07 September 2007

A Sense of Place: The Tosh Farm near Ligonier, Pennsylvania

Leaving Bradford, Pennsylvania, we brought Emily to Buffalo, New York, for her flight back to college in Boston. What visit to Buffalo is complete without a quick sidetrip to Niagra Falls:

Which Sam had not seen before:

In Montana, we think of a family as having deep roots if they are of the third or fourth generation in a place, having been there a hundred years or so. Certainly, even in that short time, people can come to feel a part of the land that they live in. I have long taught "sense of place" as a concept in my Technology & Society classes, using readings from authors such as Wendell Berry and Rene Dubos, and so I was sensitive to this issue after we left Niagra Falls and Bradford behind for a visit with my brother-in-law and his wife near Ligonier, Pennsylvania.

Carol's people -- the Tosh family -- have been on the land there since shortly after the Revolutionary War. Their family and the old Tosh farm played a role in the Whiskey Rebellion -- an early test of federal power -- which resulted from the US Congress whiskey tax of 1791 (blame Alexander Hamilton for this). The Scot-Irish farmers of Western Pennsylvania depended on distilling and selling a little rye (not corn) whiskey to supplement their income. In response to the new law, they formed a loosely-organized mob and attacked tax collectors.

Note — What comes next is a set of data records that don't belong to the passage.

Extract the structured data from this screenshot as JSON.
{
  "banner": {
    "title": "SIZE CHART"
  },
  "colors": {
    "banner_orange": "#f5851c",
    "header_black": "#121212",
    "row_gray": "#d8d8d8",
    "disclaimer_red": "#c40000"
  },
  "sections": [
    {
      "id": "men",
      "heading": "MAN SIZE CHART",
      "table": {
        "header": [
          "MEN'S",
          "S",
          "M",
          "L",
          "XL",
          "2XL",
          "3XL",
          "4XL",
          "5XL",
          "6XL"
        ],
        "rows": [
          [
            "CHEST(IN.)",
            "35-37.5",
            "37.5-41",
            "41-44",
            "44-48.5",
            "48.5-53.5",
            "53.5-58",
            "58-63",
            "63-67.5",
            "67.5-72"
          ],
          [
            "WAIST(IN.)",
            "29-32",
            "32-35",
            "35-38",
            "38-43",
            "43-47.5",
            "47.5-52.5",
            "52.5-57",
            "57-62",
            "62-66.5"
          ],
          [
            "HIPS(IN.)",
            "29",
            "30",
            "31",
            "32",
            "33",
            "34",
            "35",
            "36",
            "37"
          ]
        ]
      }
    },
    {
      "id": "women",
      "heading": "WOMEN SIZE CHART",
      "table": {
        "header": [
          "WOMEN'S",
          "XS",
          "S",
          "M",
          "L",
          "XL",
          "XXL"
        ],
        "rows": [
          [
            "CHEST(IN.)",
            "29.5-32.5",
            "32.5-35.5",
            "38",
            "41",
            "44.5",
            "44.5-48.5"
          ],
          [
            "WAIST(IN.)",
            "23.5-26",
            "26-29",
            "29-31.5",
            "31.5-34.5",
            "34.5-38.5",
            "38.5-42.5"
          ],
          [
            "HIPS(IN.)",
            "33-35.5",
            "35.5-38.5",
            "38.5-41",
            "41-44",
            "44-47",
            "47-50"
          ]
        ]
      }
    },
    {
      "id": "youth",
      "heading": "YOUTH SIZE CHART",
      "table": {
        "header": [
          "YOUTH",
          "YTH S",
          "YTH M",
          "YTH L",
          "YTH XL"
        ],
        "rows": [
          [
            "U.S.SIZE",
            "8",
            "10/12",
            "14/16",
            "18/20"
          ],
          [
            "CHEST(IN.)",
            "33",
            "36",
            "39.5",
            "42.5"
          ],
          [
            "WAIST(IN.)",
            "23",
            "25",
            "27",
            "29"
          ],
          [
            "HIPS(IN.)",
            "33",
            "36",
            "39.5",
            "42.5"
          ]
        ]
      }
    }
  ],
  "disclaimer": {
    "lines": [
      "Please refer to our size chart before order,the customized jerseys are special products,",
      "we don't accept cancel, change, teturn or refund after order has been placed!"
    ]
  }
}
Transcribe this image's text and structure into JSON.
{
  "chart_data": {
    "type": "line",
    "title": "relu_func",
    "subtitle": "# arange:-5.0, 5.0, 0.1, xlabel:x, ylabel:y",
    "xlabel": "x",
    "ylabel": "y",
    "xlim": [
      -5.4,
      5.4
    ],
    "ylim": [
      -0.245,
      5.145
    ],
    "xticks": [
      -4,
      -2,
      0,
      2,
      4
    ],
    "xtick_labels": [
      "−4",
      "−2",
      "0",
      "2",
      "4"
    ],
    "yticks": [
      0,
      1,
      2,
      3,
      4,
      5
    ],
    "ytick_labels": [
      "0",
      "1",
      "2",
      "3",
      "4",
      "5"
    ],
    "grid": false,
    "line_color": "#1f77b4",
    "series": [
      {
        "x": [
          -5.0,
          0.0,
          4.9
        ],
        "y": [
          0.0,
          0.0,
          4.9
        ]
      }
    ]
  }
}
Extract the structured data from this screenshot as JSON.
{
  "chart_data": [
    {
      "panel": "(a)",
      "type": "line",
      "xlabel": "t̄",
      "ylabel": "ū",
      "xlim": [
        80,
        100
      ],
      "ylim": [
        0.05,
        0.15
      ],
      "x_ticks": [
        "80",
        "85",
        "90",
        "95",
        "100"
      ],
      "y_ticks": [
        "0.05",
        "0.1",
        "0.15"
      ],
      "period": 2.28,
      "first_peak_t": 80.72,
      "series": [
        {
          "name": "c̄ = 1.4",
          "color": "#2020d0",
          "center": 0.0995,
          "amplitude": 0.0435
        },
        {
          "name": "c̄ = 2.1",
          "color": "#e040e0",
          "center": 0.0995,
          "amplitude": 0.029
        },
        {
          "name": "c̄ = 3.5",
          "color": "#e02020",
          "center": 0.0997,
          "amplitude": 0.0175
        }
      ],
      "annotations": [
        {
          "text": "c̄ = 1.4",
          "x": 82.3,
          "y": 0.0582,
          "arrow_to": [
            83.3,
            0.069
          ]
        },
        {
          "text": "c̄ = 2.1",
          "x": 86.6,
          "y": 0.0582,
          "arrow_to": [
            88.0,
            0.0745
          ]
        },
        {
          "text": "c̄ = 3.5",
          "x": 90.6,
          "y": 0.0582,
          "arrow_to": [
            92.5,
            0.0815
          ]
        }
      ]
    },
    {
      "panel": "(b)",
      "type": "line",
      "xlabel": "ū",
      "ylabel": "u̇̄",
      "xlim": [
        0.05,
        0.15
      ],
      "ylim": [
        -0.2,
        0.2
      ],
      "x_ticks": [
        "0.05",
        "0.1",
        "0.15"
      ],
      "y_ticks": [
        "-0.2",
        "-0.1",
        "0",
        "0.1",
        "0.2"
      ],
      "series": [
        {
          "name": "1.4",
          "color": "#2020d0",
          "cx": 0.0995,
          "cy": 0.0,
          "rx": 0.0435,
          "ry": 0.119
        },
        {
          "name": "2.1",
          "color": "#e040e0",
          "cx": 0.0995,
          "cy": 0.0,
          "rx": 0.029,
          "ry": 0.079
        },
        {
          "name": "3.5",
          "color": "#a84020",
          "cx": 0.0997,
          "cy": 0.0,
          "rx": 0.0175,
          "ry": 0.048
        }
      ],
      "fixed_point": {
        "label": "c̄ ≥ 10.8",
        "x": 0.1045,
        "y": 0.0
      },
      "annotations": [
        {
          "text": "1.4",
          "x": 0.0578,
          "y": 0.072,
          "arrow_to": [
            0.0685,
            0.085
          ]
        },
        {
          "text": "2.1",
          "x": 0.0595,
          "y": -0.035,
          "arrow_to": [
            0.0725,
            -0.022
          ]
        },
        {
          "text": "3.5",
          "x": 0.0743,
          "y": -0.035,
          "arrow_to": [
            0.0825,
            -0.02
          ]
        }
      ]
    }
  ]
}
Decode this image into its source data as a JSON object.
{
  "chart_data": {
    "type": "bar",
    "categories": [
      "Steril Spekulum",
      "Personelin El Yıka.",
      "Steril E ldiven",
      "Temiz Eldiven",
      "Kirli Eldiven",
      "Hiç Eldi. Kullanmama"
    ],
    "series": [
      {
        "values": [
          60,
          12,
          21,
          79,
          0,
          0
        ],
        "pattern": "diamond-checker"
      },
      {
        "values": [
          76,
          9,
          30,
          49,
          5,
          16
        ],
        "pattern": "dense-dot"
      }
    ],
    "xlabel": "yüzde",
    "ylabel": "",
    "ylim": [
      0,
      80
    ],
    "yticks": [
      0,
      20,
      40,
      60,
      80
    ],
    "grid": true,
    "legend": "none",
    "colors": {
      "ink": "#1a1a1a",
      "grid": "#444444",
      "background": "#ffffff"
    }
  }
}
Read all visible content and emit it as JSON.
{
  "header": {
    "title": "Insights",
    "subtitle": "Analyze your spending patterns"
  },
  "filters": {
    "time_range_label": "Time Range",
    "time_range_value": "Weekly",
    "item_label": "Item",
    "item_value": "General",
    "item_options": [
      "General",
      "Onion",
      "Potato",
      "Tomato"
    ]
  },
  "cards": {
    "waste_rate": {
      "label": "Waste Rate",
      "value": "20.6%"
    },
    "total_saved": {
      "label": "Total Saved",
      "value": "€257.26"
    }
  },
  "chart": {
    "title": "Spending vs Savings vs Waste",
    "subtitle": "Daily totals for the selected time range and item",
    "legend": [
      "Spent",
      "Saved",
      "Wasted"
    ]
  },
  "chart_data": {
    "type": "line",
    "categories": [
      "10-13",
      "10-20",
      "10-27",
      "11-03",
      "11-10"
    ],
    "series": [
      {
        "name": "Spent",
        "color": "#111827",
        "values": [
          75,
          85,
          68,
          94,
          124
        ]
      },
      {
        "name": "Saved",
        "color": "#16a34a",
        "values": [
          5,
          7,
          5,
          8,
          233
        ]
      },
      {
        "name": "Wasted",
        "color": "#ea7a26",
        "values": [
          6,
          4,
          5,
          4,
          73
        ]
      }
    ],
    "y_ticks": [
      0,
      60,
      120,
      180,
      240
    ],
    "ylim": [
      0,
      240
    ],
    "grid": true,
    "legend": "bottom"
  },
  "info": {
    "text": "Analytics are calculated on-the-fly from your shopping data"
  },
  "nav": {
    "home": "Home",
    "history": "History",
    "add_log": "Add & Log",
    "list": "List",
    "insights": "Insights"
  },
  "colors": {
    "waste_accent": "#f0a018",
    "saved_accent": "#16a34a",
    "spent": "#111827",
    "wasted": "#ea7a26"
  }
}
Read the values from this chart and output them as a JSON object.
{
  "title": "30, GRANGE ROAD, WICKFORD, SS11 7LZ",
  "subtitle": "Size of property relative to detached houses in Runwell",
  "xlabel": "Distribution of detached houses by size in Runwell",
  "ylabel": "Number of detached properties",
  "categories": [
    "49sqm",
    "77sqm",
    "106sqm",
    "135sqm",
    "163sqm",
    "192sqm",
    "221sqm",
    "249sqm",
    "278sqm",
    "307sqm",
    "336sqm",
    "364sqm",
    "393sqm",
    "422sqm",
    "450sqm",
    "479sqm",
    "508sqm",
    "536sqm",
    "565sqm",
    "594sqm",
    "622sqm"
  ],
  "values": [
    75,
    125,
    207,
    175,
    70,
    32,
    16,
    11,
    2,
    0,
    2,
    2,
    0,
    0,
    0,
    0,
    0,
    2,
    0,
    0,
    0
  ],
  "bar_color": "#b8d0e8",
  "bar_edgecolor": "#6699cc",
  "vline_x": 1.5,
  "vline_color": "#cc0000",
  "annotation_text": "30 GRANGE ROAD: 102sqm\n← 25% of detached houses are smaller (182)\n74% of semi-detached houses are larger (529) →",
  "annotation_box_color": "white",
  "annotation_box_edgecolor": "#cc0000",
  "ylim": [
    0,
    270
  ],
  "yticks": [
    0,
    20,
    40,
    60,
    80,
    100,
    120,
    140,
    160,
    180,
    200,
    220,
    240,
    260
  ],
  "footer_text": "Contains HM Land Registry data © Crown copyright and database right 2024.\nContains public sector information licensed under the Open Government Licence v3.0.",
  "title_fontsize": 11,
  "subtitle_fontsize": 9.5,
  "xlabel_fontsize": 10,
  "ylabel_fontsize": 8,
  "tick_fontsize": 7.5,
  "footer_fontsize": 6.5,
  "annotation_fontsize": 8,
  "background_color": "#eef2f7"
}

In 1794, the feds (i.e. President Washington) sent a force of about 13,000 soldiers to put down the rebellion. About 150 rebels were arrested, farmers began paying the tax (many were probably forced out of business), and federal power became a cornerstone of the new nation.

There is lots of evidence of long habitation on the Tosh farm, such as this old spring box:

And this barn and corn crib:

And the family homestead:

Despite this intensive use over the past 200+ years, the ecosystem appears healthy. There are still a few corn fields under cultivation, but much of the land is a fantastically diverse hardwood forests. On a walk around the place, I spotted many native trees, including oaks (white and red or black, I wasn't sure), sugar maple, hickory (shagbark and pignut), white pine, hemlock, birch (yellow and black), butternut, walnut, basswood, poplar, black cherry, beech, ironwood, and tulip poplar (or cucumber tree, I wasn't sure). No wonder that turkey, deer, and other game abound. Oh yeah, and there seem to be a few snakes around, as indicated by this nice black snake shed skin the dog found:

My nephew Sam (the oldest of the three brothers) is interested in hunting and recently won a nice 20 gage shotgun from a Wild Turkey Federation banquet. Here's Sam busting a few clays, with his dad Bill on the Armstrong Thrower:

Speaking of throwing, my arm is still sore. Bill's oldest two boys, Sam and Alex, constantly have a baseball or football in the air. No wonder Bill says his elbow is shot. Sam and Bill are also avid golfers, and Sam has converted the spacious front yard into a driving range and several greens. He's currently negotiating with Dad on excavating & hauling sand for the bunkers. Good Dad. Oh yeah, there's a pool for those hot summer afternoons. Both Alex:

And Domenic (yeah, that's my foot flipping his raft over) love the water:

To cap off the visit, Bill & Sam built a big fire and we all sat late into the cool night toasting marshmallows, roasting hot dogs, and swapping stories. I'd forgotten how well hardwood burns and how sweet it smells.